I have come to realize that no amount of perfect parenting is going to result in perfect children. I am not equipped to raise boys or girls on my own, but I am equipped through Christ to try to do so. God does not expect us to be perfect parents, any more than He expects us to be perfect people. Both are unattainable.
Trusting in Christ, and teaching my children to love Him, is not going to result in a life absent of parental struggles and disappointments, but will insure a life full of faith that will walk us through these challenging years.
A life that will hopefully prove true the verse in Proverbs 22:6 which says “Direct your children onto the right path, and when they are older, they will not leave it.”
God simply calls us to do all we can do through the power that He has poured into us, and to invest in our children’s hearts so that they will have a Christian foundation for the rest of their life.
So for all you MOMS (and grandmoms!) out there like me, who are secretly wondering if God really knew what He was doing when He placed children in your care for a lifetime, I want to offer you a word of encouragement today! We are all on this roller coaster together!
Here are just a few tips to tuck into our hearts as we join together in building the next generation for Christ:
* Pray. Pray. Pray some more. Pray for their souls, their spirits, their futures. Pray for their protection, their decisions, their actions. Pray for their friends, their enemies, their future spouses. Pray for their hearts. Pray continuously for every aspect of their lives.
* Never give up. The reward is worth finishing the race. Nobody wins if a parent quits when the going gets tough, no matter how tough it may seem. Be relentless in your quest to help steer them in the right directions, even if they do not appreciate it or acknowledge it.

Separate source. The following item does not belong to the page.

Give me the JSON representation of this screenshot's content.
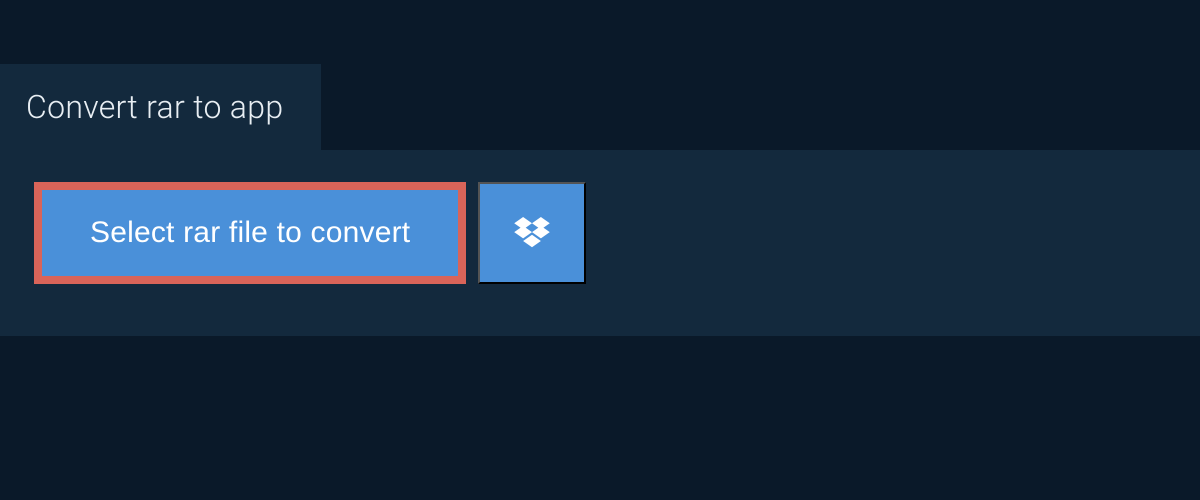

* Continue building a close relationship with your children, keeping in touch with their lives, participating in their activities and sports, knowing who their friends are, and arranging for one-on-one time with them individually as much as possible.
* Keep the lines of communication open. Focus on listening, instead of leading. Create an expectation in their minds that they can talk about what is going on in their lives. Make a commitment to respond in tenderness regardless of the subject, because a history of harsh, loud, abrasive responses will prevent communication and honesty all together.
* Accept the fact that we cannot control our teens choices. We can guide them in their behaviors and be good examples and role models, however, they have to, and will, make their own choices in the end.
* Do not blame yourself when your children make mistakes, for we all sin and fall short of the glory of God. When our children make mistakes they look to us for forgiveness and mercy, just as God gives to us – daily renewed mercies.
* Choose your battles, or else everything might become a battle.
* Remember that children learn what the live.
In this parenting journey, I need to rely more on God, and less on myself, if I really want to be a good mom, because He is the One that equips me.
My goal used to be to be the best mommy possible, but now my goal is to be more than that – I really want to be a good MOM.